Candy miro al rubio conteniendo las lágrimas no tenía ni idea hasta ese momento de lo mucho que ella significaba para él, La Sra. Pony sonrió sabiendo que su hija no podía estar en mejores manos definitivamente Albert era perfecto para su hija y William por su parte no sabía si golpear al hombre que tenía frente a él o darle un abrazo, todo indicaba que era un hombre sincero y que amaba a su hija más de lo que podía imaginar que algún día alguien lo haría pero aun así Candy era su pequeña como dejarla en manos de alguien más, se dio cuenta de la mirada de su hija algo había cambiado en ella desde la última vez que la vio, la notaba más segura y mucho más feliz así que respiro profundo y respondió.

- Albert me pareces un buen hombre y al parecer haces feliz a mi hija, lo único que yo deseo es verla feliz y si tú eres su felicidad que así sea.- La Sra.
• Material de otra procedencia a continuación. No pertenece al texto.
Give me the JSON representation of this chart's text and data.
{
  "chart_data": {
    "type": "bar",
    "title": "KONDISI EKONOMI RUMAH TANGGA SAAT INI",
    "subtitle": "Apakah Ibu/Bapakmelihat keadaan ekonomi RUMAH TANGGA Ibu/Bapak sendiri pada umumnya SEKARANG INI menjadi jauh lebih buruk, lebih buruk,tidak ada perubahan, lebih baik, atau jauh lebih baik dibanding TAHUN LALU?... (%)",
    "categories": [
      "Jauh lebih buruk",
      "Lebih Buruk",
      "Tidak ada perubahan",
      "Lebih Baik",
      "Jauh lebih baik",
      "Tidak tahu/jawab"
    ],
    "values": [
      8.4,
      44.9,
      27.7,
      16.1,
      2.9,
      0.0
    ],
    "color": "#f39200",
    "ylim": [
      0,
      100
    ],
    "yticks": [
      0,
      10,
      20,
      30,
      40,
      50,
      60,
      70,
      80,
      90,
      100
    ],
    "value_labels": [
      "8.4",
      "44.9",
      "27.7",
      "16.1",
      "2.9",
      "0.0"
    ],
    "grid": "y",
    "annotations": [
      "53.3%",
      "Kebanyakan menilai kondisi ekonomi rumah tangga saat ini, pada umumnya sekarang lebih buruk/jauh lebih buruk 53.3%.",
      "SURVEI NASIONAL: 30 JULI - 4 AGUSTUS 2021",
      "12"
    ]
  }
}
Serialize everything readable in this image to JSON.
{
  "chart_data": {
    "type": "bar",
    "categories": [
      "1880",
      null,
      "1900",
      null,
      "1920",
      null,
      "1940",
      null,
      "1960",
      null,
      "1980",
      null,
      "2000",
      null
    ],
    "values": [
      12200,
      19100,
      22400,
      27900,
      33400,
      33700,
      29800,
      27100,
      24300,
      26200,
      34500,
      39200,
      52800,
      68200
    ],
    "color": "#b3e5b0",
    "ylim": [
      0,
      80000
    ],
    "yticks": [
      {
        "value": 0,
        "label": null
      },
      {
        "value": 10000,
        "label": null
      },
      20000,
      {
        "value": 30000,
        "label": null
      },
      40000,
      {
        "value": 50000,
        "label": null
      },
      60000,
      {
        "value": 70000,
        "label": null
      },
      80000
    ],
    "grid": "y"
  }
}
Pony y Candy respiraron aliviadas pensaron que el señor White iba a hacer esto muy complicado pero al parecer lo estaba tomando con calma.

-Solo ten en cuenta que te estoy entregando a mi más preciado tesoro y quiero que cuides de ella y la protejas del mismo modo que yo lo he hecho, y que cualquier daño que le ocasiones haré que lo pagues.- termino de decir William.

- Claro que la voy a cuidar y a proteger, ella también es mi tesoro más preciado, ella es la razón de mi vida.- respondió el rubio.

- Esto hay que celebrarlo.- dijo William el cual se levantó y fue a buscar una botella de vino para festejar el compromiso de su hija, la respuesta de Albert lo dejo satisfecho sabía que el cuidaría bien de ella y de cualquier modo ya había hecho la advertencia de lo que le podía pasar si lastimaba a su pequeña.

A partir de ahí la velada transcurrió más con total calma y bastante alegre, la familia White estaba muy feliz por su hija e incluso La Sra. Pony les ofreció que se quedaran a pasar la noche pero su hija muy amablemente rechazo la oferta diciendo que Albert tenia guardia en el hospital al día siguiente así que se marcharon rumbo a Chicago.

En todo el camino de regreso a Chicago Candy no hablo, solo se dedicó a ver el paisaje y eso intrigo a Albert ya que su amada prometida normalmente era muy parlanchina.

Se encontraban en la habitación preparándose para dormir cuando Albert decidió preguntar el motivo del silencia de la rubia.

- Te sucede algo, pequeña?

Ella sonrió le encantaba que la llamara de ese modo, camino hacia donde se encontraba el rubio, puso sus manos sobre el pecho desnudo de su prometido y lo recorrió suavemente, entonces levanto la cara y mirándolo a los ojos respondió.

- Me he dado cuenta de que me voy a casar con un hombre que me amaba más de lo que yo jamás hubiera imaginado, con un hombre que es el ser más perfecto y amoroso que he conocido, que me hace sentir amada, respetada y deseada, Albert eres el hombre con el cual quiero pasar cada segundo de mi vida y nunca separarme de ti.

- Te amo.- fue la respuesta del rubio seguida por un beso profundo y lleno de amor.